Car rental, like other sectors of the travel and hospitality industries, has suffered during the pandemic, with little hope of an early recovery on the cards.
Historically, this sector has relied heavily on international tourists; government bookings; corporate trips; and rentals for ordinary citizens whose cars are being repaired. This is the view of gm of Travel Counsellors South Africa, Mladen Lukic.
Mladen says due to international travel restrictions, South Africa has not seen much of a return of international tourists. He adds that while the government sector has been permitted to travel throughout lockdown, budget constraints and fear of the virus have seen a cutback in bookings from the sector. Corporate domestic travel is also rebounding at a slower rate than domestic travel, due to restricted business operations and duty-of-care concerns. An increase in work-from-home positions has seen a reduction in car rentals when privately owned cars are being repaired. All these factors have impacted the car-rental industry substantially, Mladen points out.
Of the four major car-rental companies that were approached for comment, none responded.
Gm of the Southern African Vehicle Rental and Leasing Association (Savrala), Sandile Ntseoane, spoke to Travel News about the current state of the car-rental industry in the wake of the second wave of the pandemic.
Sandile says car rental has been one of the most severely impacted sectors, and after months on end, with little to no revenue, the sector is going to take some time to recover.
“Approximately 50% of our revenue relies on air travel. As such, start-up timelines and volumes of passengers flying on domestic and international flights are crucial to us. Our business was hardest hit by airlines experiencing a steep fall in traffic well ahead of the lockdown on March 27, as well as travel restrictions, which caused revenue to literally dry up overnight. While fixed costs in our business are incurred regardless of business volumes, our immediate reaction was to cut expenses, shrink operating costs, reduce frills and conserve cash wherever possible,” he told Travel News.
Savrala saw an overall 1% increase in growth over the course of 2019 but this dropped to -43% by the end of 2020. Vehicle utilisation also dropped from an average of 72,8% throughout 2019 to an average of 53,1% throughout 2020.
Sandile adds that international travel regulations have resulted in a 57% reduction in inbound car-rental bookings and corporate sector bookings were down by 35% for 2020. Domestic leisure rentals are also showing negative growth, but due to slow recovery in other sectors, domestic leisure remains the sector on which the industry is pinning its hopes at present.

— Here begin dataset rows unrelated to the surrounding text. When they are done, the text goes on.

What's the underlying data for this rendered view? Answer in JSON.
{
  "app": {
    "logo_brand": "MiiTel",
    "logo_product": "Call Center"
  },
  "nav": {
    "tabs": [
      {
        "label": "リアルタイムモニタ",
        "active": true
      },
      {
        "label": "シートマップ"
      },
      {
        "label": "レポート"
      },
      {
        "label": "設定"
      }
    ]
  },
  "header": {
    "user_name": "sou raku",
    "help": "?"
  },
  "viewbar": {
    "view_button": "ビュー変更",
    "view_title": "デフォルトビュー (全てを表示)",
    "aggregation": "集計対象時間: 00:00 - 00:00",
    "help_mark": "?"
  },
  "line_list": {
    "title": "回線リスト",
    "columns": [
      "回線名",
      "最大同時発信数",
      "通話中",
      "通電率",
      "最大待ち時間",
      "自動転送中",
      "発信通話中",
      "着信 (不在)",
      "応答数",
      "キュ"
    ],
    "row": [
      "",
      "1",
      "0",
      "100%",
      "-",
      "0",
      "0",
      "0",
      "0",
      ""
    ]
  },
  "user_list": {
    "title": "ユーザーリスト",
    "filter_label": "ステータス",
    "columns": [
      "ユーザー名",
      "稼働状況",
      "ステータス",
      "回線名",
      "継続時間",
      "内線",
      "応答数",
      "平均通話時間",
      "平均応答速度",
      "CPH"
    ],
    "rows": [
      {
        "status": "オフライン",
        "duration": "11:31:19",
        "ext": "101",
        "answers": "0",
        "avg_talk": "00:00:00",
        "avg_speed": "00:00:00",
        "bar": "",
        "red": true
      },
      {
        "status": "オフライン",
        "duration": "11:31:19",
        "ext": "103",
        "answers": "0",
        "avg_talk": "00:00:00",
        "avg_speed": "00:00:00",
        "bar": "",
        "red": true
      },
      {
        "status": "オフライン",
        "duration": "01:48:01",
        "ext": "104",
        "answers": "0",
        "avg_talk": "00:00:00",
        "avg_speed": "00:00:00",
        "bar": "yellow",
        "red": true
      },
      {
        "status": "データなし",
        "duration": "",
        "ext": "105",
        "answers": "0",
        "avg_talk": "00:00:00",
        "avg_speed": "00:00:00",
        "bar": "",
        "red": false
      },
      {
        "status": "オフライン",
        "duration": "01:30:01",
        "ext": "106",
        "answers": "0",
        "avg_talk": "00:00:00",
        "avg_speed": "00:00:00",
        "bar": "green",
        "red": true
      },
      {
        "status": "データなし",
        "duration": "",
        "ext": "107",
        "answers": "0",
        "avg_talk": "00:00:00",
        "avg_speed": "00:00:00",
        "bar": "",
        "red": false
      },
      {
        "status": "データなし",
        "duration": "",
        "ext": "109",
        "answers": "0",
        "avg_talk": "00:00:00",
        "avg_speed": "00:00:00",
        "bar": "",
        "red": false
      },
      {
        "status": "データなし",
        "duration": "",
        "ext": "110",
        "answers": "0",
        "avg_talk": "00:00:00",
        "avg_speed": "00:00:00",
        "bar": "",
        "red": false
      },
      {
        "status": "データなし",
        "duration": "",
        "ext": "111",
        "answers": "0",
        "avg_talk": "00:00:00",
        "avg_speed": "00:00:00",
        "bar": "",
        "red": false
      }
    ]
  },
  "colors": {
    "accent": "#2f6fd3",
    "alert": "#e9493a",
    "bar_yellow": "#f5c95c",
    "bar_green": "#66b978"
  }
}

“Our customer base has shrunk significantly this year and with so much ongoing uncertainty, it is difficult to make predictions for the future. We estimate that, at best, the industry will see around 30% of its 2019 volumes this year,” says Sandile. He says vaccination remains the industry’s only hope to turn the situation around.
Md of EZ Shuttle, Guyck van Heerden, agrees that the demand for both car rental and shuttle services is very bleak. “International inbound travel will probably remain very depressed for the rest of the year, together with domestic corporate travel. However, we have seen a sharp rise in domestic leisure travel to around 60% of pre-COVID levels.
“It is so difficult to predict demand in the coming months. Will there be a third wave, even a fourth, and how long is government going to take to get 67% of the population vaccinated? All of these factors will have a material impact on our sector’s operations and, as such, we need to tread very cautiously this year. A continued focus on running lean and mean and being reactive for now – that is our strategy,” adds Guyck.
Sandile says the car-hire industry desperately requires support, but has seen none from government, aside from TERS.
Guyck voiced the same need, saying: “We are very grateful for TERS, which has supported our staff substantially. That being said, we’ve had no further support from government and don’t expect that to change. Outside of TERS, it seems it’s each man for himself.”
It was revealed in a February Parliamentary Committee meeting on Tourism that the fortunes of the car-rental industry have major impact on other industries. Rental companies have traditionally bought 12,5% of locally manufactured vehicles for car rentals.